Article first appeared in Fortnightly Magazine
Last month’s Innovation Roundtable collaboration between Strategy& and Public Utilities Fortnightly focused on how executives at five leading companies began the stand-up and execution of their innovation programs.
High expectations for innovation exist across all the companies, even though the path to ultimate program success is still to be fully designed. In only a short time, what originally defined success is continually evolving to match the requirements for market positioning.
The executives now recognize that several challenges to innovation success exist related to the role played by the utility and the time-to-market. Also important is the relationship companies want to have with risk.
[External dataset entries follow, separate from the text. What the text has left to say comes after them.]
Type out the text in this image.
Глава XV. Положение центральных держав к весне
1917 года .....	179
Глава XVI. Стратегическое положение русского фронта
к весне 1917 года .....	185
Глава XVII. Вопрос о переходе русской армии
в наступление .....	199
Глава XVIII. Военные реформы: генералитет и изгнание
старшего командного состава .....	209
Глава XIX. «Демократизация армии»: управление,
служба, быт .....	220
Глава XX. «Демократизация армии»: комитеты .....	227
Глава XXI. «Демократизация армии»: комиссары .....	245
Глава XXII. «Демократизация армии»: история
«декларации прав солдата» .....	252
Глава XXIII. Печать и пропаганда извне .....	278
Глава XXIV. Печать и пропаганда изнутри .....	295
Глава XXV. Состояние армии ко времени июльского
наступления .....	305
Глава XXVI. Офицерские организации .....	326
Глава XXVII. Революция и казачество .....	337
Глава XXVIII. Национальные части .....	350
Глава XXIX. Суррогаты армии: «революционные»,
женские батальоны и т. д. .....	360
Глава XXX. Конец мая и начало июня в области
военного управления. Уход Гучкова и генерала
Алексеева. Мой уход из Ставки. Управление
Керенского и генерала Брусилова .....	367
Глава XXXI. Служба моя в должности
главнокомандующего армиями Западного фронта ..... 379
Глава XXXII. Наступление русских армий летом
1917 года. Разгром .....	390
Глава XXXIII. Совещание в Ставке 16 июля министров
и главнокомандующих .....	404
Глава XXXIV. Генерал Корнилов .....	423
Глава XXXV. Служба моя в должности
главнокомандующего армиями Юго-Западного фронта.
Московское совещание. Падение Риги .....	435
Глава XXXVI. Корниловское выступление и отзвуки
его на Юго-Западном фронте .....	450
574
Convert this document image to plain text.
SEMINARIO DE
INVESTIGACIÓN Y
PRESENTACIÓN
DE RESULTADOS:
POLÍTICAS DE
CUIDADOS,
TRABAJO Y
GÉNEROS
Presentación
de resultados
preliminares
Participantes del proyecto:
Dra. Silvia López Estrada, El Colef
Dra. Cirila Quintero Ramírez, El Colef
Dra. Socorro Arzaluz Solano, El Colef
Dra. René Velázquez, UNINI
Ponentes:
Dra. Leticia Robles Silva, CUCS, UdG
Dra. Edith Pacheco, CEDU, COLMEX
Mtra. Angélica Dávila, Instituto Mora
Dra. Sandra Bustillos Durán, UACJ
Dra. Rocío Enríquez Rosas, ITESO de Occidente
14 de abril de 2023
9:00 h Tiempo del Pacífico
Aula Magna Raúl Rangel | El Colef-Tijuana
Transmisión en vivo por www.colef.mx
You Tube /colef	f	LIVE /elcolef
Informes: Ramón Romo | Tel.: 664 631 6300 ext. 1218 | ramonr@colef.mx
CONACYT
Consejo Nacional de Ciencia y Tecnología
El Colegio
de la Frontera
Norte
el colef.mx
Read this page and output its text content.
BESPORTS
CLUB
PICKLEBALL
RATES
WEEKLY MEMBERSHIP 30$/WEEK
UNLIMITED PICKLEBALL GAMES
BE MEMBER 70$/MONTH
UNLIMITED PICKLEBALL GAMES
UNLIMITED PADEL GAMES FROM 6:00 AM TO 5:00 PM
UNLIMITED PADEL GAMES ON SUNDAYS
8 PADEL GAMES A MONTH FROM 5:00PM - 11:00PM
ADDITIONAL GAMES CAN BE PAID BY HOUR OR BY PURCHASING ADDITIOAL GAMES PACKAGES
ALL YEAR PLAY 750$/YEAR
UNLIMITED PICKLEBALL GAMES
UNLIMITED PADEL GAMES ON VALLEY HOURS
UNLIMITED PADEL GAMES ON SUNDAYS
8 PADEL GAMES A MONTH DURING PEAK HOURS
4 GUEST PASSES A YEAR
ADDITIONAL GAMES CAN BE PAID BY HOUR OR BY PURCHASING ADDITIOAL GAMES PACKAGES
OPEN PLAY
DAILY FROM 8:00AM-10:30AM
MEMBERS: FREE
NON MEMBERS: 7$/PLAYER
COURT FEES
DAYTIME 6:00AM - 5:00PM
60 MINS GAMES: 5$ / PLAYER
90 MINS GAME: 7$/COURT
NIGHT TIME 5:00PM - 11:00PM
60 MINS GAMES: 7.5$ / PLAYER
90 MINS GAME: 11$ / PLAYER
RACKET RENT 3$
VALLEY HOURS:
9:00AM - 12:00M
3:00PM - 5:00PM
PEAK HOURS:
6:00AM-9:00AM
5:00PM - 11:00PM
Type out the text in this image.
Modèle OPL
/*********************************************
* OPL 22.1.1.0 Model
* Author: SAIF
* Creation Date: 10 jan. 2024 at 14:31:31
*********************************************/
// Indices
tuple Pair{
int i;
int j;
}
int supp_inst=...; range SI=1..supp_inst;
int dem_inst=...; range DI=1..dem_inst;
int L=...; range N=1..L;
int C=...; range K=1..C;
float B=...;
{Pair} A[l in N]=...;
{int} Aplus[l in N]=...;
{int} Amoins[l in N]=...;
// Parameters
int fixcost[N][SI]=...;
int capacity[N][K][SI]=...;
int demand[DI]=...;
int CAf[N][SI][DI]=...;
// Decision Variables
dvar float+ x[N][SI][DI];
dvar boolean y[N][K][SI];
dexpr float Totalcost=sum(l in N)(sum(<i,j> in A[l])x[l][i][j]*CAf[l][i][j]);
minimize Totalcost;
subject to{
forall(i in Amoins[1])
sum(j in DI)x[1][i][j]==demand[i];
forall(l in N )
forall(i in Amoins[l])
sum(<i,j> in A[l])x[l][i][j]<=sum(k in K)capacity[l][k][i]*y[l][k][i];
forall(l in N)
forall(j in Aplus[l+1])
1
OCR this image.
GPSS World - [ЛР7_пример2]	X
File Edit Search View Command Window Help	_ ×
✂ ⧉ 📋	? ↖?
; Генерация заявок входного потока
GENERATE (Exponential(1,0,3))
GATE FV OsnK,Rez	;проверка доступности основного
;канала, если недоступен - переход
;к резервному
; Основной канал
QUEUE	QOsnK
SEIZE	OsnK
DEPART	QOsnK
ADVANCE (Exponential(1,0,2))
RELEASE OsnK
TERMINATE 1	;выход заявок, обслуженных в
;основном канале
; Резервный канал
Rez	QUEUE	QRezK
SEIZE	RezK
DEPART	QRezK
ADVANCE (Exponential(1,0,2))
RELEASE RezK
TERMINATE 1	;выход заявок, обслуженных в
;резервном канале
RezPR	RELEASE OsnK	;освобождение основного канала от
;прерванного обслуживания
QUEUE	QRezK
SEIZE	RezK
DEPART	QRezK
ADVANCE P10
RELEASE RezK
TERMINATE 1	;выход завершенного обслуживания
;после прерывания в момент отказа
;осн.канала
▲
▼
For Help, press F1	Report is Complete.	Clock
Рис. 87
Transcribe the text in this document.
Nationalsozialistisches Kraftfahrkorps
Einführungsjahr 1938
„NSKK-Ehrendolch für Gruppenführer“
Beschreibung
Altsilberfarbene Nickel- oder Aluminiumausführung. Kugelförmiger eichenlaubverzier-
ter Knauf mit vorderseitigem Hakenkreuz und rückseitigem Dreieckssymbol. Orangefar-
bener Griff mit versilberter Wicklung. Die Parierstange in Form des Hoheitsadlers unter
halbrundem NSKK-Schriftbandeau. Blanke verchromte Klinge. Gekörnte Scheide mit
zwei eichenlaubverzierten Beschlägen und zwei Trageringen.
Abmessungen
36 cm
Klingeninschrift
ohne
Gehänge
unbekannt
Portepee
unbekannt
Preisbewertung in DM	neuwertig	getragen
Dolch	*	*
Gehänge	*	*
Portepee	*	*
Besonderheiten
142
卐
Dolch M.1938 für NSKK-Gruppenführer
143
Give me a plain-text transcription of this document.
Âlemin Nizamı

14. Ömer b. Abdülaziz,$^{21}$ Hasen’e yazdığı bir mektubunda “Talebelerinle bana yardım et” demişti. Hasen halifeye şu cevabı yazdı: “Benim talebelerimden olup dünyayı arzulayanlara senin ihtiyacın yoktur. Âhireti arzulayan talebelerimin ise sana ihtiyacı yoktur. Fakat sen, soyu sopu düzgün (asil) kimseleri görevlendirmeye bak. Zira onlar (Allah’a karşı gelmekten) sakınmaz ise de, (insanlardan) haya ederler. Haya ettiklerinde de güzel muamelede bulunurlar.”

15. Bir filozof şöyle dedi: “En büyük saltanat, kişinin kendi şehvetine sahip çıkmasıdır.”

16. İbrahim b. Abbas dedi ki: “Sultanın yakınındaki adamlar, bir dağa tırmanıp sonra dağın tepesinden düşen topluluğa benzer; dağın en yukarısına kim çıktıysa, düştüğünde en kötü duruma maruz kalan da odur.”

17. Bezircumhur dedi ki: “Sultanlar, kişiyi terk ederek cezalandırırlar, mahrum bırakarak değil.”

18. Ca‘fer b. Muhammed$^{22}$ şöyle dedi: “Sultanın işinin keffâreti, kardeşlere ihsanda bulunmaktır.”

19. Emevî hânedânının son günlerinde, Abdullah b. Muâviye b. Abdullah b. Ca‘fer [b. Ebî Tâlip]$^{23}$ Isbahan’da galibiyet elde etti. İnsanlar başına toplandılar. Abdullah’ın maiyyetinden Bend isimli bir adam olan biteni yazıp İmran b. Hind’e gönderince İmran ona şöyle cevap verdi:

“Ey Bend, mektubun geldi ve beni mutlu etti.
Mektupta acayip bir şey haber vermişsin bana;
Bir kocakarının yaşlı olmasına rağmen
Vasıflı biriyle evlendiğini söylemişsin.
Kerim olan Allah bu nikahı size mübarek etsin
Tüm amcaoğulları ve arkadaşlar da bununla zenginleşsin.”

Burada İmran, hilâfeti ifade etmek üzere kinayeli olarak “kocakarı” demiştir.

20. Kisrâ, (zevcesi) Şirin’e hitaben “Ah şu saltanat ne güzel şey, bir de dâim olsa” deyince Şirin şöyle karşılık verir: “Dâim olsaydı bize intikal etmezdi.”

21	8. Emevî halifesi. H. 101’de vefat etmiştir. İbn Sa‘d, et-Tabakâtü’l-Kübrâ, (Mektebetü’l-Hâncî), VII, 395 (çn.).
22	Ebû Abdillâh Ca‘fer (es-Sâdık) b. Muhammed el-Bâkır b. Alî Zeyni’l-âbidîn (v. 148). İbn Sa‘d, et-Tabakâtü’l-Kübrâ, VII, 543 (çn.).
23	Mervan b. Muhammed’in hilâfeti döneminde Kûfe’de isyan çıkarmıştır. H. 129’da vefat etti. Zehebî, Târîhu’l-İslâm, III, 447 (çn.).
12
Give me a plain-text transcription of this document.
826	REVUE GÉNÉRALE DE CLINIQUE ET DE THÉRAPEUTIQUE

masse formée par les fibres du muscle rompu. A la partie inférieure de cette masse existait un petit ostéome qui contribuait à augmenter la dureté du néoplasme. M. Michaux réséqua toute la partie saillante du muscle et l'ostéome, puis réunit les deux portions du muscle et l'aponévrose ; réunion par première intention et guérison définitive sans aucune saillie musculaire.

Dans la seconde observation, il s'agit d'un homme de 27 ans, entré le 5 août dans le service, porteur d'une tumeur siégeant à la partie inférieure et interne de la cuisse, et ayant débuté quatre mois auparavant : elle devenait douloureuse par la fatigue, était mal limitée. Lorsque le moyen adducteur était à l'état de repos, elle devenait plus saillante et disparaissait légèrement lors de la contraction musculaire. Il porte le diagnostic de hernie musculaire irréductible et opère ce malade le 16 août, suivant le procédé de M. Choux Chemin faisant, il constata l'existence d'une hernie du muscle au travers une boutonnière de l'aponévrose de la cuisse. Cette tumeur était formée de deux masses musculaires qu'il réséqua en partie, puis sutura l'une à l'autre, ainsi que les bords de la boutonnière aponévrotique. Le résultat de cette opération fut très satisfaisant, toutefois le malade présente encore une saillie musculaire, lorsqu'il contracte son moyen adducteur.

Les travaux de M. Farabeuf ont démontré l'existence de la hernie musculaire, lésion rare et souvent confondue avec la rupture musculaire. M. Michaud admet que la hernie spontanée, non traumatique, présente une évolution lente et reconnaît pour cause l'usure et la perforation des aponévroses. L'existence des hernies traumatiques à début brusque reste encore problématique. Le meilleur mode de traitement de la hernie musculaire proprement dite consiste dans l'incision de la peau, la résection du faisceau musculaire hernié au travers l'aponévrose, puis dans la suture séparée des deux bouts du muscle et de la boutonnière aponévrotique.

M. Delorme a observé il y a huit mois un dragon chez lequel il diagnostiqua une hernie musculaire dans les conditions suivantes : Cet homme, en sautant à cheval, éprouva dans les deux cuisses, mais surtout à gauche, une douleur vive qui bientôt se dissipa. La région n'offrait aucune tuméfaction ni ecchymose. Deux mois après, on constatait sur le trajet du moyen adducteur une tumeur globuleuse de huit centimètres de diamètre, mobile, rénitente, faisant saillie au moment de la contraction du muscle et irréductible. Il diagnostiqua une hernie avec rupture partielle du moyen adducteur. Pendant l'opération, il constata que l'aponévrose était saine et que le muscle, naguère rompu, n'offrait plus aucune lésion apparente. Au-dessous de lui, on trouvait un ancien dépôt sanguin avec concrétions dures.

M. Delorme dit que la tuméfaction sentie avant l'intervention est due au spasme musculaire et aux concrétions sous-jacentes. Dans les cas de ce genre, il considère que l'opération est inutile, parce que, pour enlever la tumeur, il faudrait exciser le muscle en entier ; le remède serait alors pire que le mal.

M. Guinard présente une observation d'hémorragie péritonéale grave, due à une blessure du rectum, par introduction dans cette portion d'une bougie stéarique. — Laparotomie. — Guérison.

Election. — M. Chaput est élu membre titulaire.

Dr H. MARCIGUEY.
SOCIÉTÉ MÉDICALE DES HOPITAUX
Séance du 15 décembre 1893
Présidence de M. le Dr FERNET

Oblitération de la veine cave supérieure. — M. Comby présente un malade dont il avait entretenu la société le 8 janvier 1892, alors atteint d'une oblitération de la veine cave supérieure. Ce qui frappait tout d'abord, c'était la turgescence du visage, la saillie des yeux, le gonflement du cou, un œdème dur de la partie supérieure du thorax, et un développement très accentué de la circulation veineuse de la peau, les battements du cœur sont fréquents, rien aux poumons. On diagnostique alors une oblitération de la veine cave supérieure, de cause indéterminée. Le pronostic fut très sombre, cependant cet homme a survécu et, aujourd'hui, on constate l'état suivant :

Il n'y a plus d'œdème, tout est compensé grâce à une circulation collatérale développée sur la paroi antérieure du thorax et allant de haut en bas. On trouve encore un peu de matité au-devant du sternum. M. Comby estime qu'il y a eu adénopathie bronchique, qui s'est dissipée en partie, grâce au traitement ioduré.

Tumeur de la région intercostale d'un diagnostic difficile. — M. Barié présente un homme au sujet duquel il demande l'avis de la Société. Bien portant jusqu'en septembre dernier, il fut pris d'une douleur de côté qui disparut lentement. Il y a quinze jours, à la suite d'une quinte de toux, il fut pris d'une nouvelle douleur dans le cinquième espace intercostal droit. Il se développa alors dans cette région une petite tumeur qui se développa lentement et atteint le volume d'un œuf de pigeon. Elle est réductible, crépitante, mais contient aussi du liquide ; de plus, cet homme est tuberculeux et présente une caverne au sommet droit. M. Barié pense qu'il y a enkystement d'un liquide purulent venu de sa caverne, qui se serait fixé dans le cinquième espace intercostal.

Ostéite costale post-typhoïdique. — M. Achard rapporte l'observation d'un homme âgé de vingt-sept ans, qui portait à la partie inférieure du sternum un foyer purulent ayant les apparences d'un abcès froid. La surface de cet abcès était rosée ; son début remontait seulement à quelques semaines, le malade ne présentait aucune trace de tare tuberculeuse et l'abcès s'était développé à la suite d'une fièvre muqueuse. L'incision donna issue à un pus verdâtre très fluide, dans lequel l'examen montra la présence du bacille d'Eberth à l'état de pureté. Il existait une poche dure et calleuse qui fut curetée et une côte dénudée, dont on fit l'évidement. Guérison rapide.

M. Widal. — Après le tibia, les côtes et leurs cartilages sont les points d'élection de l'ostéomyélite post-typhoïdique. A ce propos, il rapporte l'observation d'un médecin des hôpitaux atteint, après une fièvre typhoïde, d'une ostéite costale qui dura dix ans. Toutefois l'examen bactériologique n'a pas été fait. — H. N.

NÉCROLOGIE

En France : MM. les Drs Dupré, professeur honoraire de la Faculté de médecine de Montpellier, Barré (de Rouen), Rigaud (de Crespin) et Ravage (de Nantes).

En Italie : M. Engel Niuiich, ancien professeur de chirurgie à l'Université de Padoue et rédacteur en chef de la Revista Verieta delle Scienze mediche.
And, these leaders know they have to drive innovation beyond being just a concept to becoming part of their companies’ DNA. And developing new business models that they have never considered.
Industrial companies focus on getting to market fast and think in one- or two- year windows. But the utilities industry never had to think about time-to-market and currently tends to consider a three-year plus window comfortable.
Markets move at speeds very different than companies, particularly regulated utilities. If pent-up demand is not met by utilities, someone else will step in to do exactly that. If future customer needs are not defined to enable fulfilling those needs, it will be too late to address the market at a future time.
The executives fully expect that pursuing a market future built on a foundation of innovation and a focus on commercialization will have wide-ranging impacts. Conventional wisdom suggests that the business model will fundamentally change, and it will.